Si la justice lyonnaise, qui doit rendre sa décision mardi à 17H00, répondait favorablement à a demande de Régine Maire, cela entraînerait de facto le report de la sortie du film d’au moins deux ou trois semaines, selon l’avocat du distributeur. Car le film a déjà été livré à quelque 300 salles. Il faudrait donc rappeler ces copies, modifier la bande-son, demander à tous les acteurs de reposer leurs voix, remixer, puis tout renvoyer.
 
Ce qui coûterait 50.000 euros, selon l’avocat, sans parler du million d’euros mobilisés pour la promotion du film ni des pertes indirectes pour les salles de cinéma prises au dépourvu.

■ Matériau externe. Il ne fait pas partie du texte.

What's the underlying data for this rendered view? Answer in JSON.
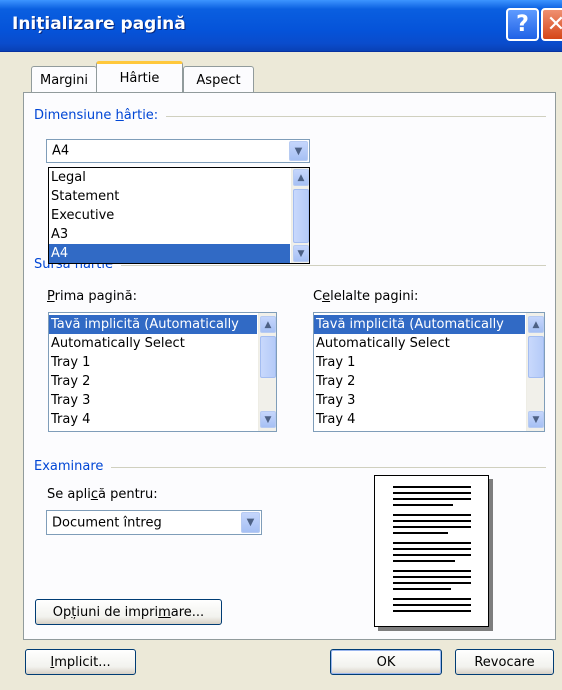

Soit "sa mort pure et simple", estime Me Benoît Goulesque-Monaux, l’autre avocat de l’équipe du film.
 
Censure
 
Au-delà du compte à rebours sur cette sortie ultra-médiatisée, François Ozon n’en a pas fini avec la justice. Car la défense de Bernard Preynat va faire appel de la décision prise à Paris. Un appel non suspensif mais c’est "une question de principe", estime Me Frédéric Doyez.
 
"Présenter durant deux heures comme coupable un homme qui n’a pas encore été jugé comme tel constitue une atteinte à la présomption d’innocence", argue son autre avocat, Emmanuel Mercinier.
 
Et à Lyon, Régine Maire, entend poursuivre le réalisateur sur le fond.
 
Le film suit trois des victimes du père Preynat, incarnées à l’écran par les acteurs Melvil Poupaud, Denis Ménochet et Swann Arlaud.
 
Construit en trois parties comme un passage de relais entre ses trois personnages principaux, il s’appuie largement, du moins dans sa première partie, sur les lettres et les échanges d’emails avec l’institution religieuse de l’une des victimes, Alexandre Hezez-Dussot, incarné par Melvil Poupaud.
 
Le prolifique réalisateur de "Huit femmes" avait estimé samedi à Berlin que si le film était suspendu de projection jusqu’au procès du père Preynat, "ce serait une sorte de censure".